Appel (C/26978/2019) formé le 10 février 2020 par Madame A______, domiciliée ______ (Genève), comparant par Me H______, avocat, en l'Etude duquel il élit domicile.

* * * * *

Arrêt communiqué par plis recommandés du greffier
du 13 mai 2020 à :

- Madame A______
c/o Me H______, avocat
______, ______.

- Monsieur B______
c/o Mes Charles PONCET et Maxence CARRON, avocats
Rue Bovy-Lysberg 2, case postale 5824, 1211 Genève 4.

- Madame C______
______, ______.

- Maître D______
______, ______.

- JUSTICE DE PAIX.

 


EN FAIT

A. a) E______, né le ______ 1930 à F______ (Algérie), de nationalité française, domicilié à Genève, était marié à C______, née C______ [nom de jeune fille]

Ils ont eu deux enfants, aujourd'hui majeurs, A______ et B______.

b) E______ est décédé le ______ 2019 à Genève.

Par testament public instrumenté le 28 septembre 2012, E______ a institué ses deux enfants héritiers et attribué plusieurs legs à son épouse, notamment l'usufruit de trois biens immobiliers, ainsi qu'une somme de 6'000'000 euros.

c) Par requête du 2 décembre 2019, A______ a sollicité de la Justice de paix la désignation d'un représentant de la communauté héréditaire de feu son père, en raison de dissensions entre elle et son frère.

Dans sa réponse, B______ s'est opposé à cette requête et a sollicité la nomination de D______, notaire, aux fins de procéder à l'inventaire de la succession de feu son père.

Par décision DJP/43/2020 du 27 janvier 2020, reçue le 30 janvier 2020 par A______, la Justice de paix a nommé D______ aux fins de procéder à l'inventaire civil de la succession de feu E______.

B. a) Par acte expédié le 10 février 2020 au greffe de la Cour de justice, A______, représentée par H______, avocat, a formé appel contre cette décision et a sollicité la nomination d'un autre notaire, n'officiant pas au sein de l'Etude G______, aux fins de procéder à l'inventaire civil de la succession de feu son père.

b) D______ a requis la confirmation de sa nomination.

c) Dans sa réponse, B______ a formé une requête préalable tendant à faire interdiction à H______ de postuler, un nouveau délai devant être fixé à A______ pour former appel contre la décision DJP/43/2020, et a conclu, sur le fond, au rejet de l'appel.

A l'appui de sa requête préalable, il a allégué que I______, en sa qualité d'avocat, avait fourni, durant plusieurs années, des services sur des aspects fiscaux relatifs à la fortune personnelle des parties, du défunt et également dans le cadre des successions de feu J______ et K______, soit l'oncle et la tante par alliance des parties, sous la raison sociale L______. En mars 2019, I______ avait rejoint l'Etude M______, dans laquelle exerçait H______, conseil de sa partie adverse.
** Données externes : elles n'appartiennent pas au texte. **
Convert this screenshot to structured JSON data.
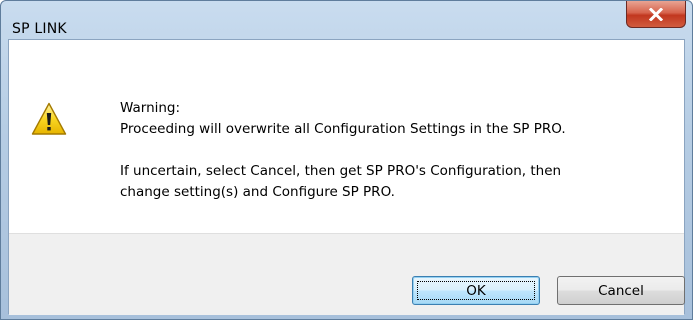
{
  "window": {
    "title": "SP LINK",
    "close_icon": "close-icon"
  },
  "dialog": {
    "icon": "warning-icon",
    "heading": "Warning:",
    "line1": "Proceeding will overwrite all Configuration Settings in the SP PRO.",
    "line2": "If uncertain, select Cancel, then get SP PRO's Configuration, then",
    "line3": "change setting(s) and Configure SP PRO."
  },
  "buttons": {
    "ok_label": "OK",
    "cancel_label": "Cancel"
  },
  "colors": {
    "titlebar": "#b6cde4",
    "close_button": "#c1371f",
    "warning_yellow": "#f7d11a",
    "footer": "#f0f0f0"
  }
}
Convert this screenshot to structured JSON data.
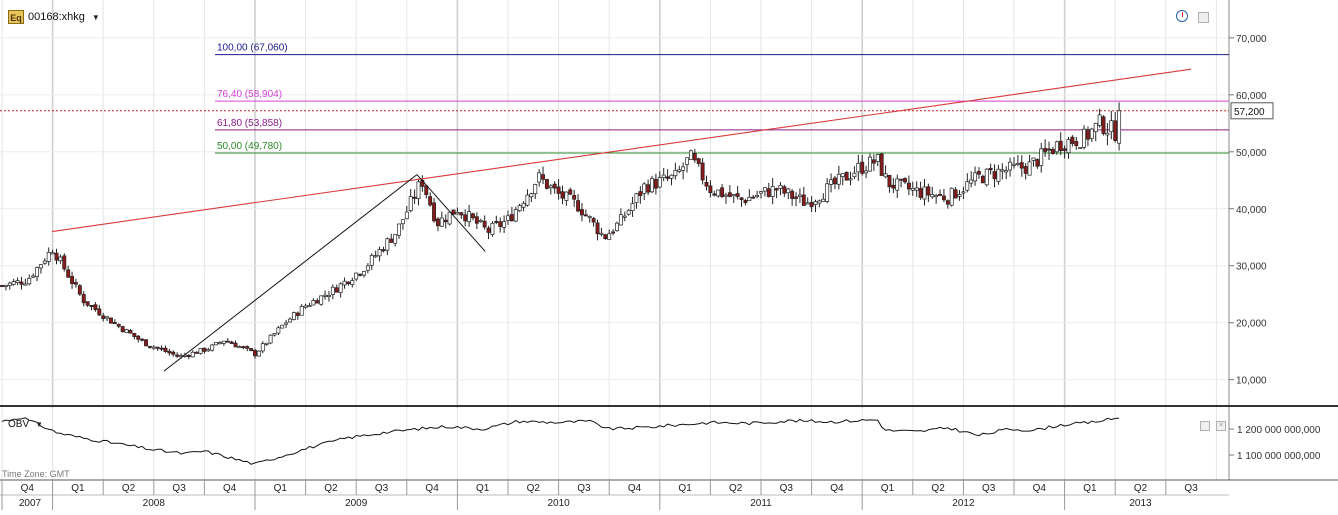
{
  "ticker": {
    "badge": "Eq",
    "symbol": "00168:xhkg"
  },
  "price_axis": {
    "ticks": [
      "70,000",
      "60,000",
      "50,000",
      "40,000",
      "30,000",
      "20,000",
      "10,000"
    ]
  },
  "obv_axis": {
    "ticks": [
      "1 200 000 000,000",
      "1 100 000 000,000"
    ]
  },
  "obv_label": "OBV",
  "timezone": "Time Zone: GMT",
  "last_price": "57,200",
  "fib_levels": [
    {
      "label": "100,00 (67,060)",
      "value": 67060,
      "color": "#1a1a8c"
    },
    {
      "label": "76,40 (58,904)",
      "value": 58904,
      "color": "#d63fd6"
    },
    {
      "label": "61,80 (53,858)",
      "value": 53858,
      "color": "#8a1a8a"
    },
    {
      "label": "50,00 (49,780)",
      "value": 49780,
      "color": "#2a8a2a"
    }
  ],
  "quarters": [
    {
      "label": "Q4",
      "year": 2007
    },
    {
      "label": "Q1",
      "year": 2008
    },
    {
      "label": "Q2",
      "year": 2008
    },
    {
      "label": "Q3",
      "year": 2008
    },
    {
      "label": "Q4",
      "year": 2008
    },
    {
      "label": "Q1",
      "year": 2009
    },
    {
      "label": "Q2",
      "year": 2009
    },
    {
      "label": "Q3",
      "year": 2009
    },
    {
      "label": "Q4",
      "year": 2009
    },
    {
      "label": "Q1",
      "year": 2010
    },
    {
      "label": "Q2",
      "year": 2010
    },
    {
      "label": "Q3",
      "year": 2010
    },
    {
      "label": "Q4",
      "year": 2010
    },
    {
      "label": "Q1",
      "year": 2011
    },
    {
      "label": "Q2",
      "year": 2011
    },
    {
      "label": "Q3",
      "year": 2011
    },
    {
      "label": "Q4",
      "year": 2011
    },
    {
      "label": "Q1",
      "year": 2012
    },
    {
      "label": "Q2",
      "year": 2012
    },
    {
      "label": "Q3",
      "year": 2012
    },
    {
      "label": "Q4",
      "year": 2012
    },
    {
      "label": "Q1",
      "year": 2013
    },
    {
      "label": "Q2",
      "year": 2013
    },
    {
      "label": "Q3",
      "year": 2013
    }
  ],
  "years": [
    "2007",
    "2008",
    "2009",
    "2010",
    "2011",
    "2012",
    "2013"
  ],
  "chart_data": {
    "type": "candlestick",
    "x_unit": "quarter",
    "y_axis": {
      "ticks": [
        10000,
        20000,
        30000,
        40000,
        50000,
        60000,
        70000
      ],
      "range": [
        0,
        74000
      ]
    },
    "price_anchors": [
      {
        "t": 0.0,
        "close": 26500
      },
      {
        "t": 0.5,
        "close": 27500
      },
      {
        "t": 1.0,
        "close": 33000
      },
      {
        "t": 1.6,
        "close": 24000
      },
      {
        "t": 2.2,
        "close": 20000
      },
      {
        "t": 2.8,
        "close": 16500
      },
      {
        "t": 3.5,
        "close": 14000
      },
      {
        "t": 4.1,
        "close": 15500
      },
      {
        "t": 4.4,
        "close": 17000
      },
      {
        "t": 5.0,
        "close": 14500
      },
      {
        "t": 5.6,
        "close": 20000
      },
      {
        "t": 6.0,
        "close": 23000
      },
      {
        "t": 6.6,
        "close": 26000
      },
      {
        "t": 7.2,
        "close": 30000
      },
      {
        "t": 7.8,
        "close": 36000
      },
      {
        "t": 8.3,
        "close": 45000
      },
      {
        "t": 8.6,
        "close": 37500
      },
      {
        "t": 9.0,
        "close": 40000
      },
      {
        "t": 9.6,
        "close": 36000
      },
      {
        "t": 10.0,
        "close": 38000
      },
      {
        "t": 10.6,
        "close": 45500
      },
      {
        "t": 11.0,
        "close": 42500
      },
      {
        "t": 11.4,
        "close": 40500
      },
      {
        "t": 11.9,
        "close": 35000
      },
      {
        "t": 12.2,
        "close": 37500
      },
      {
        "t": 12.7,
        "close": 44000
      },
      {
        "t": 13.3,
        "close": 45500
      },
      {
        "t": 13.6,
        "close": 49000
      },
      {
        "t": 14.0,
        "close": 43500
      },
      {
        "t": 14.6,
        "close": 41500
      },
      {
        "t": 15.3,
        "close": 43500
      },
      {
        "t": 15.9,
        "close": 41000
      },
      {
        "t": 16.5,
        "close": 44500
      },
      {
        "t": 16.9,
        "close": 47000
      },
      {
        "t": 17.3,
        "close": 48500
      },
      {
        "t": 17.5,
        "close": 44500
      },
      {
        "t": 18.1,
        "close": 43000
      },
      {
        "t": 18.7,
        "close": 42000
      },
      {
        "t": 19.3,
        "close": 45500
      },
      {
        "t": 19.7,
        "close": 46500
      },
      {
        "t": 20.3,
        "close": 47500
      },
      {
        "t": 20.9,
        "close": 51500
      },
      {
        "t": 21.4,
        "close": 52500
      },
      {
        "t": 21.7,
        "close": 55000
      },
      {
        "t": 22.0,
        "close": 53500
      },
      {
        "t": 22.15,
        "close": 57200
      }
    ],
    "obv_anchors": [
      {
        "t": 0.0,
        "v": 1.23
      },
      {
        "t": 0.4,
        "v": 1.245
      },
      {
        "t": 1.1,
        "v": 1.185
      },
      {
        "t": 1.6,
        "v": 1.165
      },
      {
        "t": 2.4,
        "v": 1.14
      },
      {
        "t": 3.0,
        "v": 1.12
      },
      {
        "t": 3.6,
        "v": 1.105
      },
      {
        "t": 4.0,
        "v": 1.115
      },
      {
        "t": 4.6,
        "v": 1.085
      },
      {
        "t": 5.0,
        "v": 1.065
      },
      {
        "t": 5.6,
        "v": 1.1
      },
      {
        "t": 6.1,
        "v": 1.13
      },
      {
        "t": 6.8,
        "v": 1.165
      },
      {
        "t": 7.5,
        "v": 1.185
      },
      {
        "t": 8.2,
        "v": 1.2
      },
      {
        "t": 8.8,
        "v": 1.21
      },
      {
        "t": 9.5,
        "v": 1.2
      },
      {
        "t": 10.2,
        "v": 1.23
      },
      {
        "t": 11.0,
        "v": 1.225
      },
      {
        "t": 11.6,
        "v": 1.23
      },
      {
        "t": 12.0,
        "v": 1.2
      },
      {
        "t": 12.6,
        "v": 1.205
      },
      {
        "t": 13.3,
        "v": 1.215
      },
      {
        "t": 14.0,
        "v": 1.225
      },
      {
        "t": 14.8,
        "v": 1.222
      },
      {
        "t": 15.6,
        "v": 1.232
      },
      {
        "t": 16.4,
        "v": 1.228
      },
      {
        "t": 17.3,
        "v": 1.236
      },
      {
        "t": 17.45,
        "v": 1.195
      },
      {
        "t": 18.1,
        "v": 1.19
      },
      {
        "t": 18.7,
        "v": 1.205
      },
      {
        "t": 19.3,
        "v": 1.175
      },
      {
        "t": 19.9,
        "v": 1.2
      },
      {
        "t": 20.4,
        "v": 1.195
      },
      {
        "t": 20.9,
        "v": 1.215
      },
      {
        "t": 21.5,
        "v": 1.225
      },
      {
        "t": 22.15,
        "v": 1.245
      }
    ],
    "trendline": {
      "from": {
        "t": 0.0,
        "price": 36000
      },
      "to": {
        "t": 23.5,
        "price": 64500
      },
      "color": "#d9393a"
    },
    "wave": [
      {
        "t": 3.2,
        "price": 11500
      },
      {
        "t": 8.2,
        "price": 46000
      },
      {
        "t": 9.55,
        "price": 32500
      }
    ],
    "last_line": {
      "price": 57200,
      "color": "#cc2222"
    }
  }
}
I______ y avait maintenu son activité sous la raison sociale N______ SA. L'étendue de son activité au sein de l'Etude précitée n'avait été découverte que récemment et celle-ci engendrait un conflit d'intérêts. Par courrier du 12 février 2020, il avait requis de H______ la cessation immédiate de son mandat dans la présente procédure, ainsi que dans celles relatives aux successions de feu J_______ et K______, dans le cadre desquelles les parties étaient également en litige. H______ avait refusé de donner suite à cette injonction.
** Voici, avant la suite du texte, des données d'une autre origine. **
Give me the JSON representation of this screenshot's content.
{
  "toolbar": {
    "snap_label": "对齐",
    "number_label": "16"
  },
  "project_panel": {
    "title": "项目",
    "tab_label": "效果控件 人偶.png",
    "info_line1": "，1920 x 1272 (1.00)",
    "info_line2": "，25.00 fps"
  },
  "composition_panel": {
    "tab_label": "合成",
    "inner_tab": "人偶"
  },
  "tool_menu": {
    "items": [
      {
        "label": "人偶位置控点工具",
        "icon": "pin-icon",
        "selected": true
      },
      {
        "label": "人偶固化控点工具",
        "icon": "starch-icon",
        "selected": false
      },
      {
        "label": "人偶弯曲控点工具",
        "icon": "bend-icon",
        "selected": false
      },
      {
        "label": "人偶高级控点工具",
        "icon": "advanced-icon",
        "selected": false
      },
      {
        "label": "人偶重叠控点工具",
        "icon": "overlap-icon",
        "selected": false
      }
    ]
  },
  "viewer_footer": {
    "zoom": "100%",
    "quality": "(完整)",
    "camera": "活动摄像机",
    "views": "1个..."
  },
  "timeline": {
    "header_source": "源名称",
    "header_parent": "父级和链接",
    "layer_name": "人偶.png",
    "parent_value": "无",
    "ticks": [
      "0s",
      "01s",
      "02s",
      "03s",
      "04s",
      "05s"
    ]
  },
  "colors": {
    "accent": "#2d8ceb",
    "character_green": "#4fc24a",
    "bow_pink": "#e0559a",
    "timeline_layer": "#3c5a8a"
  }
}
d) A______ a conclu, principalement, à l'irrecevabilité de la requête préalable en interdiction de postuler de son conseil, subsidiairement, au déboutement de B______ de toutes ses conclusions et, plus subsidiairement encore, au renvoi de la cause à la Commission du barreau pour statuer sur le conflit d'intérêts allégué, sous suite de frais et dépens.
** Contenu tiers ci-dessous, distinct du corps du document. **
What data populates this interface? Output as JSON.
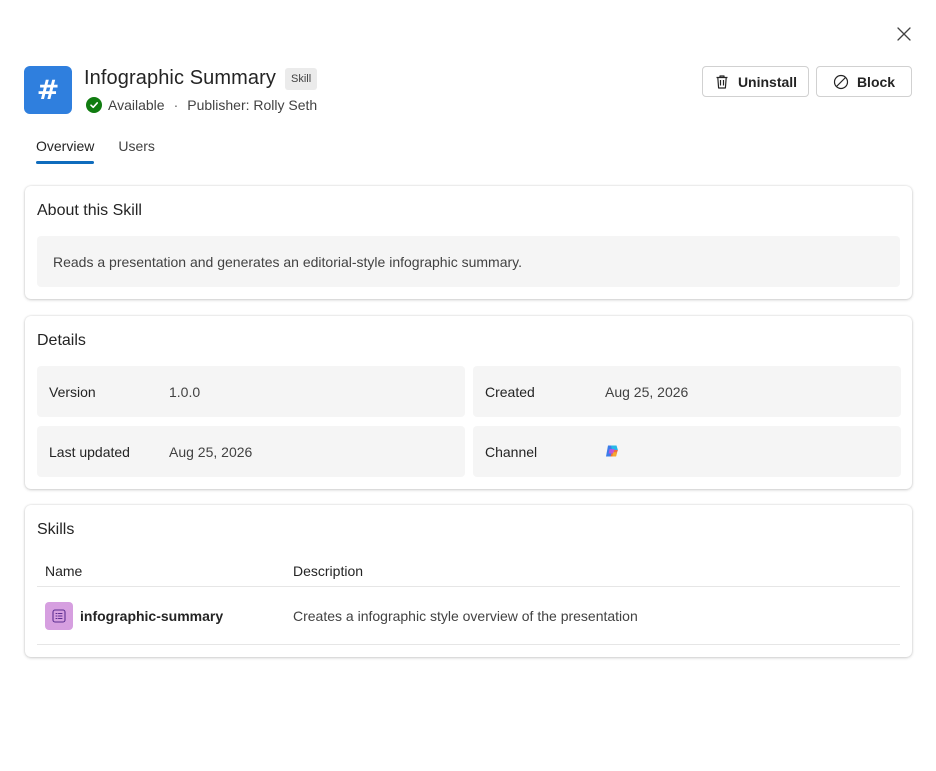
{
  "dialog": {
    "close_label": "Close"
  },
  "header": {
    "icon_glyph": "#",
    "icon_color": "#2f7fde",
    "title": "Infographic Summary",
    "type_badge": "Skill",
    "status": "Available",
    "status_color": "#107c10",
    "separator": "·",
    "publisher": "Publisher: Rolly Seth",
    "uninstall_label": "Uninstall",
    "block_label": "Block"
  },
  "tabs": [
    {
      "label": "Overview",
      "active": true
    },
    {
      "label": "Users",
      "active": false
    }
  ],
  "accent_color": "#0f6cbd",
  "about": {
    "title": "About this Skill",
    "description": "Reads a presentation and generates an editorial-style infographic summary."
  },
  "details": {
    "title": "Details",
    "version_label": "Version",
    "version_value": "1.0.0",
    "created_label": "Created",
    "created_value": "Aug 25, 2026",
    "updated_label": "Last updated",
    "updated_value": "Aug 25, 2026",
    "channel_label": "Channel",
    "channel_icon": "copilot-icon"
  },
  "skills": {
    "title": "Skills",
    "columns": [
      "Name",
      "Description"
    ],
    "rows": [
      {
        "name": "infographic-summary",
        "description": "Creates a infographic style overview of the presentation",
        "icon": "list-icon",
        "icon_color": "#d69fe0"
      }
    ]
  }
}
Elle a fait valoir que cette requête préalable était fondée sur des faits connus de longue date, de sorte que celle-ci aurait dû être déposée par B______ devant la Justice de paix. Elle a également contesté la compétence de la Cour pour statuer sur l'incapacité de postuler de son conseil, celle-ci étant du ressort de la Commission du barreau en vertu de l'art. 43 al. 3 de la Loi sur la profession d'avocat du 26 avril 2002 (LPAv - RS/GE E 6 10). En tous les cas, elle a allégué que les mandats de I______ en lien avec la famille A/C/E/J/K______ relavaient du conseil fiscal, soit une activité atypique d'avocat, de sorte qu'il n'existait pas de conflit d'intérêts. N______ SA n'avait d'ailleurs aucun lien avec l'Etude M______.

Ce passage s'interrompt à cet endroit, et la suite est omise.